Sangma’s apology has also paved the way for a return to the Congress (even though he has been quoted by media as saying that he has no plans to rejoin it) and at a national level because the party lacks people of substantial stature from the northeast, barring Assam Chief Minister Tarun Gogoi and Union Minister for Mines and Development of the North East Region Bijoy Krishna Handique, and has suffered reverses in Assam and other states.

Agatha, now a minister of state handling drinking water supply, retained her seat with a sliver-like majority in last month’s elections, defeating a Congress candidate.

Meghalaya got a second minister of state in Vincent Pala, a prosperous businessman and Congress candidate from the other Lok Sabha seat in the state, Shillong, on another issue of great significance to the region - water resources.

Pala, a first time MP, is cheerfully modest and says he is reading and learning about his subject. That indicates an open mind and this is especially important given the minefield that water resources represent in the region and elsewhere.

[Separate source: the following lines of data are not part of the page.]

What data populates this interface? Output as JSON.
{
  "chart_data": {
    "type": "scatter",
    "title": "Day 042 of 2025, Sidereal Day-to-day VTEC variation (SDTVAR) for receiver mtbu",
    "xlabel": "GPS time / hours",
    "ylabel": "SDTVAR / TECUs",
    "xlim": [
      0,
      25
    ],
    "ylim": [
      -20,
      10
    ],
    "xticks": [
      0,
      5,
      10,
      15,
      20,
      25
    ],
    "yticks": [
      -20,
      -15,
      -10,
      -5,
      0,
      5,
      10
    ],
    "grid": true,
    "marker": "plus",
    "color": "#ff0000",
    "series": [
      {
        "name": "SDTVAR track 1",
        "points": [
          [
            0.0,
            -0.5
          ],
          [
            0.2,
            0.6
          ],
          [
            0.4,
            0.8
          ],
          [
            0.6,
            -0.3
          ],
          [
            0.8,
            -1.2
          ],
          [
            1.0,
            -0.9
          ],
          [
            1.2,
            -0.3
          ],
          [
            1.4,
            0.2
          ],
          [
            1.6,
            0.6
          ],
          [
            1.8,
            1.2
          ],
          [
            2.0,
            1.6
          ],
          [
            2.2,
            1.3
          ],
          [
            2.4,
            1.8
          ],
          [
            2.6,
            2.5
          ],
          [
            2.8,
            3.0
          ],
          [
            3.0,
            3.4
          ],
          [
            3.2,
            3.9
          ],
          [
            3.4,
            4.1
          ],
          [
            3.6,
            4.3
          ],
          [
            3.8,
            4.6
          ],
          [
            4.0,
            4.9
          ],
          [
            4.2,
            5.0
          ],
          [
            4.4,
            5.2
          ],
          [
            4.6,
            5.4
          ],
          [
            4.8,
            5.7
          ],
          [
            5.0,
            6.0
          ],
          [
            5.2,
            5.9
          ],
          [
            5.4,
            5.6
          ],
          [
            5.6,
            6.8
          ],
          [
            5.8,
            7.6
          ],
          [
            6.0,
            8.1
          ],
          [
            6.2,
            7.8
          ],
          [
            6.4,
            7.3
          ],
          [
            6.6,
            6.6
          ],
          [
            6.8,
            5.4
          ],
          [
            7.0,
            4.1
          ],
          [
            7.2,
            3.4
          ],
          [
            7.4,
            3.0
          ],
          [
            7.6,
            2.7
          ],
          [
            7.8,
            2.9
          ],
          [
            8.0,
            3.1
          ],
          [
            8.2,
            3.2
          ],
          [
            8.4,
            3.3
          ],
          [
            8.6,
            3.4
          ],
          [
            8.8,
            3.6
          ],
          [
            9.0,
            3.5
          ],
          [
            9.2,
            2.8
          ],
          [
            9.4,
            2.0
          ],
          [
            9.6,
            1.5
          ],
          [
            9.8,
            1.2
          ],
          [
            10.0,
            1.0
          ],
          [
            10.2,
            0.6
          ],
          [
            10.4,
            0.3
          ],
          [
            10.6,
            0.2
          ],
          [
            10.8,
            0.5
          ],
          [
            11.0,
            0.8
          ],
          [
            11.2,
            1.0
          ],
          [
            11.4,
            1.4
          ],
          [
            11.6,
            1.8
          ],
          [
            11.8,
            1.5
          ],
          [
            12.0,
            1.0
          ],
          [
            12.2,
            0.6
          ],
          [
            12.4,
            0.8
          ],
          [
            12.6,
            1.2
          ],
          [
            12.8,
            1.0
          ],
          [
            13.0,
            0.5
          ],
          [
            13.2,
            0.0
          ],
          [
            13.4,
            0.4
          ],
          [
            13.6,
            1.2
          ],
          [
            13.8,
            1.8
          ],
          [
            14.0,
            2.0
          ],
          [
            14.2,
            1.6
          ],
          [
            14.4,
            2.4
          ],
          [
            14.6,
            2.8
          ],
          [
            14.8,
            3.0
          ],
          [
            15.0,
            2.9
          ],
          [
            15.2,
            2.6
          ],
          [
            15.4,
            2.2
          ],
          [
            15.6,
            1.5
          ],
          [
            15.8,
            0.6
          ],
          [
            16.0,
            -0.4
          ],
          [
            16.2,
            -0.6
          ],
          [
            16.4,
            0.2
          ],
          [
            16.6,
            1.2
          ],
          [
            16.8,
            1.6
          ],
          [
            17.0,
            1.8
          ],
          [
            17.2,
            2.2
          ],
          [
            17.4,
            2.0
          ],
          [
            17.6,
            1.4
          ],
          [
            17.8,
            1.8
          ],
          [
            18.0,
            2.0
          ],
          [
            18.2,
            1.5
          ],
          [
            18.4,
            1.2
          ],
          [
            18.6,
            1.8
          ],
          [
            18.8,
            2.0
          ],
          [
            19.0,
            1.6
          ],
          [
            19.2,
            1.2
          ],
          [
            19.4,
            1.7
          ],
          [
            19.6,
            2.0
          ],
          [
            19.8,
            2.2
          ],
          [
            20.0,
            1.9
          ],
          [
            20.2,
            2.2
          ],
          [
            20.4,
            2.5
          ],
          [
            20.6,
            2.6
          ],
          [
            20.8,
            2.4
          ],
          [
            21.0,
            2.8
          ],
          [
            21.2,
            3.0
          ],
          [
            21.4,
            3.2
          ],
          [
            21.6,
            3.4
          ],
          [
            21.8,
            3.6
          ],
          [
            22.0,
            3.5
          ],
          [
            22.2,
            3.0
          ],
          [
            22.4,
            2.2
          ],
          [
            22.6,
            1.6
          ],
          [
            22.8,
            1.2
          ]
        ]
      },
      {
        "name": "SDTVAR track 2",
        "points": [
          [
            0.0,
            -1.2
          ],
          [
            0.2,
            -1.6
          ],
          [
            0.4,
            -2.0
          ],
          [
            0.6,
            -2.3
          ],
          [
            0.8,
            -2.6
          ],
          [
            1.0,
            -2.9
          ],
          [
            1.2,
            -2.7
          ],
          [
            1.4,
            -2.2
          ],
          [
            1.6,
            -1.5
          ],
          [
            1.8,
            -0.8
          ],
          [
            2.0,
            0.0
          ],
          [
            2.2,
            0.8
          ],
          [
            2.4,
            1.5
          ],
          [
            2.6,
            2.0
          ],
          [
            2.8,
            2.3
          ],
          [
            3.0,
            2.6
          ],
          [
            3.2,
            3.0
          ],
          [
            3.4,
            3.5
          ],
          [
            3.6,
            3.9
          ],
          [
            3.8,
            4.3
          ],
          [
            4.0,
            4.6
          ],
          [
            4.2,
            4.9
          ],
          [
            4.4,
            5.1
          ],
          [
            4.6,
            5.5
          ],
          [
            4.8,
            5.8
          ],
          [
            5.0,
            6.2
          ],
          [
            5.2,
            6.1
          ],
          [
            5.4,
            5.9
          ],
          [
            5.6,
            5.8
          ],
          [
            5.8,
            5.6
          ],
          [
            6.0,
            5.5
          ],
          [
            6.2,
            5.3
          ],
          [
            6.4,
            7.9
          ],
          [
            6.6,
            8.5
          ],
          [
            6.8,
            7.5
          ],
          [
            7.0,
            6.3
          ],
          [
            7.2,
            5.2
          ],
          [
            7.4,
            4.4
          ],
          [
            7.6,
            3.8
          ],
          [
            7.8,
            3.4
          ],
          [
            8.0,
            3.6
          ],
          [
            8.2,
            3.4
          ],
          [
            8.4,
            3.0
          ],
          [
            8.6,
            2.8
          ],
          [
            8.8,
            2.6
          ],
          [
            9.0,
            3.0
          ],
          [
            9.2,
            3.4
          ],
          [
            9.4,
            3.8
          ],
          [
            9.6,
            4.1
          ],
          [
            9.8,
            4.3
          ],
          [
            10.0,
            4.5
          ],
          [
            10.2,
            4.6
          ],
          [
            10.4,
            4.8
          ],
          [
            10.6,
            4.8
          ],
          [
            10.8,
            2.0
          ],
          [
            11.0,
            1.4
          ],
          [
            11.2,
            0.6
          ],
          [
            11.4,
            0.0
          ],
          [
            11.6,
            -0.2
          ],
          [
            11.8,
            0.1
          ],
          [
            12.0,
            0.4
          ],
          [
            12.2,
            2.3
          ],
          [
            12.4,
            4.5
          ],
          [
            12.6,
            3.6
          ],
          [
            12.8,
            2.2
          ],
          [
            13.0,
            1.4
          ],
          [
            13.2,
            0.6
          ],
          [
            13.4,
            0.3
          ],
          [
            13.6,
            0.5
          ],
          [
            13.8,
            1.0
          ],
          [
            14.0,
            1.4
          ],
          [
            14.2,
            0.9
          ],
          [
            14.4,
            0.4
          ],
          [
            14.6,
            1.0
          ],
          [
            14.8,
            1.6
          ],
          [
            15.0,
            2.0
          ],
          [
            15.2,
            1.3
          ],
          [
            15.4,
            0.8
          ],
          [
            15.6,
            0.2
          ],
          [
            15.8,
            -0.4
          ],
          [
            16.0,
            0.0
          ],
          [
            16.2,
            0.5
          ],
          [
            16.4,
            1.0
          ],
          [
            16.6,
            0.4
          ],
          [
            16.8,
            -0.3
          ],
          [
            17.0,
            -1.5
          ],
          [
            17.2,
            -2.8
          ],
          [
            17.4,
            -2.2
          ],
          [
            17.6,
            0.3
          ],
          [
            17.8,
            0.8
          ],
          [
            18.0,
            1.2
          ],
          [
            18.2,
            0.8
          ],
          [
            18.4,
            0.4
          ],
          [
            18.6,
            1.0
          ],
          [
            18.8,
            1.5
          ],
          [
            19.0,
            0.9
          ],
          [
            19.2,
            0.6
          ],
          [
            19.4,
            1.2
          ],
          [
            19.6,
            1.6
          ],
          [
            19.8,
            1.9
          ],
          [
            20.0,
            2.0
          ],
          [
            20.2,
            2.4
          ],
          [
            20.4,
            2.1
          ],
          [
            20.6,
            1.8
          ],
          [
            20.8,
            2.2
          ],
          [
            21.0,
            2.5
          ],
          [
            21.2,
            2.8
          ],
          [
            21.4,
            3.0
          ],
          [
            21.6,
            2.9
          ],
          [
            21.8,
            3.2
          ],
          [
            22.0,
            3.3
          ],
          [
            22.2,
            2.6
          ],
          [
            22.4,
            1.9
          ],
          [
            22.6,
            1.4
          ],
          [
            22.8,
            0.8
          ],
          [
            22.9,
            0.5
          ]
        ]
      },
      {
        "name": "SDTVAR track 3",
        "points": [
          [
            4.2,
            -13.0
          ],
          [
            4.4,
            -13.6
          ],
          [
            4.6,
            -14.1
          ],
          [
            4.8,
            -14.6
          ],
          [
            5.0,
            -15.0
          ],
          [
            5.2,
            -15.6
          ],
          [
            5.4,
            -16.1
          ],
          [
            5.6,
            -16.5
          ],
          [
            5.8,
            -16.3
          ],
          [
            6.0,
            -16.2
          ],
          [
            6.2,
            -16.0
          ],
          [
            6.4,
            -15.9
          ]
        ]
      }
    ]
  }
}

States hotly dispute each others rights yet vie with one another in following the World Bank’s disastrous prescription of many more dams in a water-rich, ecologically sensitive and politically explosive not to speak of highly seismic zone. Of course, this activity is attractive since it is extremely lucrative to private power contractors and also feeds the mendacity of politicians, bureaucrats as well as of big-town consultants, all at a small cost of the projects.